Originally all-white, the school was racially integrated in 1967, when the first two black students entered the school in a successful initiative organized by the Stouffer Foundation, which also arranged the integration of other elite prep schools in the South, including Saint Andrew's School in Florida, the Asheville School in North Carolina, and the Westminster School in Georgia.

==Notable alumni==
- Dr. Henry C. Bourne Jr.: President, administrator, and faculty member at the Georgia Institute of Technology.
- Erskine Bowles: White House Chief of Staff under President Bill Clinton, co-chair of the bipartisan National Commission on Fiscal Responsibility and Reform under President Obama, and tenth Chancellor of the University of North Carolina public university system.
- Steve Cowper: Sixth governor of Alaska.
- Hardy Cross Dillard: United States judge of the International Court of Justice, former Dean of the University of Virginia School of Law.
- Thomas N. Frost (died 1969), member of the Virginia House of Delegates
- Paul Fulton Jr.: Former Dean of the University of North Carolina's Kenan-Flagler Business School; founder, former chairman of Bassett Furniture Industries, and former President of Sara Lee Corporation.
- William B. Harrison Jr.: Former CEO of J.P. Morgan Chase
- Phil Haynes: Professional football player for the Seattle Seahawks.
- Vivian Howard: Chef, restaurateur, television personality; star of PBS series “A Chef’s Life,” for which she has earned a Daytime Emmy for Outstanding Culinary Program.
- Jerrauld Jones: Former member of the Virginia House of Delegates.
- Sacha Killeya-Jones (born 1998): American-British basketball player for Hapoel Gilboa Galil of the Israeli Basketball Premier League.

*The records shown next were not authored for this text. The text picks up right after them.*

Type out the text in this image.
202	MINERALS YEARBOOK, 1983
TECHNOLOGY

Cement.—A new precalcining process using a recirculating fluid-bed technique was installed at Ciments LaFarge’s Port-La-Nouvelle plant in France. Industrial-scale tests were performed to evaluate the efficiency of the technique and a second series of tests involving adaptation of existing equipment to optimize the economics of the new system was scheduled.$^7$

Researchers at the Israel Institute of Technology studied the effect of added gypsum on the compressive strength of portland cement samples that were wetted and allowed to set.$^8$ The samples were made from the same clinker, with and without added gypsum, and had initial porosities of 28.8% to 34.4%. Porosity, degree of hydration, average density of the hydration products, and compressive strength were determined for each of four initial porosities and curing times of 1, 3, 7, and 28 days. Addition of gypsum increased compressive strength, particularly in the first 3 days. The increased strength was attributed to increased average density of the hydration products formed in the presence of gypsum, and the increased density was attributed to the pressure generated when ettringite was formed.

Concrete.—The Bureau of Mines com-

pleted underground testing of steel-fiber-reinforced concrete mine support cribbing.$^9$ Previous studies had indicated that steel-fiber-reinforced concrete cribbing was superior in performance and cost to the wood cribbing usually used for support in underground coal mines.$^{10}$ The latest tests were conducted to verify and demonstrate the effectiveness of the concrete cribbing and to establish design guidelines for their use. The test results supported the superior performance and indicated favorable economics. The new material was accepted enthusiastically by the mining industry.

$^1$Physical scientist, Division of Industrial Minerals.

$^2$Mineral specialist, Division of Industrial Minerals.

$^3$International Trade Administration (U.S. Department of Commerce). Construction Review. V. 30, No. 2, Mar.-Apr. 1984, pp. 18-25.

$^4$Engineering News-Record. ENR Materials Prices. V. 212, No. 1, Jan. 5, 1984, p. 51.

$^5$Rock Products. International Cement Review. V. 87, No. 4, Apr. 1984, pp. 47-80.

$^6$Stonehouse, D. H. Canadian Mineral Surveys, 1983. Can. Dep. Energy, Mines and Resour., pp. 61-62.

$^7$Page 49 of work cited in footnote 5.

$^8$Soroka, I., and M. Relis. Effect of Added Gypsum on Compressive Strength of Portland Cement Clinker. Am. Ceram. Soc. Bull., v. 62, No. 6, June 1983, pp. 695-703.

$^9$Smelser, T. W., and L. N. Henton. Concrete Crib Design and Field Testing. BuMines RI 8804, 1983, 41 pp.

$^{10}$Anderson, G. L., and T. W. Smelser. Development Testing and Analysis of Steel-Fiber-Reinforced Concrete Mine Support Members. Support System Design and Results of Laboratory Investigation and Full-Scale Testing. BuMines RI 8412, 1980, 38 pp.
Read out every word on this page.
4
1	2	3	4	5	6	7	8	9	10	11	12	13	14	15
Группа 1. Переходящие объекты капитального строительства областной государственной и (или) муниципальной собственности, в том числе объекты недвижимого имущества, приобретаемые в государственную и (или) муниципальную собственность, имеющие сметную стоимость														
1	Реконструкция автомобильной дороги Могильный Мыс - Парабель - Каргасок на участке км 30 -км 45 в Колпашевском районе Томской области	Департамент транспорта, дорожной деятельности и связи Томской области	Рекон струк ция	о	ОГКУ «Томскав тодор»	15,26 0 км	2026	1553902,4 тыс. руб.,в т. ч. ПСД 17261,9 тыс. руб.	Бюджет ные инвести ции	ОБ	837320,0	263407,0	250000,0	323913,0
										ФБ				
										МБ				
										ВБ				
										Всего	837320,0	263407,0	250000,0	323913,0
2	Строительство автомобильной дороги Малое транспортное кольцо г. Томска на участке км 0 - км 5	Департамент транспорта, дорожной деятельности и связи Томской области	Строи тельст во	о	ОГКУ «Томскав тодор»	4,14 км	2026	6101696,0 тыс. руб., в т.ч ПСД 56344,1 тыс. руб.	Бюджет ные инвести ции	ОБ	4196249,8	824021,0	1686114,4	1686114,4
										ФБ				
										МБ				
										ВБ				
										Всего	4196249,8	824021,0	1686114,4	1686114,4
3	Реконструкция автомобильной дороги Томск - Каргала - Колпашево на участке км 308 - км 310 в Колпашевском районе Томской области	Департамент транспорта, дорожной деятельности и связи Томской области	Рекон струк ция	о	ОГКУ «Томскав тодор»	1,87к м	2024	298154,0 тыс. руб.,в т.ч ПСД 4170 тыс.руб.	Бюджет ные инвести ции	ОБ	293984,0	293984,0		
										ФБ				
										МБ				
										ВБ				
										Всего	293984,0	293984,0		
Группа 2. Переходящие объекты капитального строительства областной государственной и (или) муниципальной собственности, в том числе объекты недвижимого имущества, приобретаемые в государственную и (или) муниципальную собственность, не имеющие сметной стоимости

- D. Holmes Morton: Physician, founder of the Clinic for Special Children in Strasburg, Pennsylvania; 2006 MacArthur Foundation Fellowship “Genius Grant” recipient; recipient of the Albert Schweitzer Prize for Humanitarianism; and one of Time magazine's “Heroes of Medicine” for his work in genetic illnesses (dropped out, later received honorary degree).
- Paul Taylor: Modern dance choreographer, received National Merit of Arts from President Clinton, MacArthur Foundation Fellowship “genius award.”
- Loretta Pieper: Youngest judge in German history at age 26; founded Webmiles AG internet company and Fine Arts Partners.
- Lee M. Thomas: Administrator of the Environmental Protection Agency under President Ronald Reagan.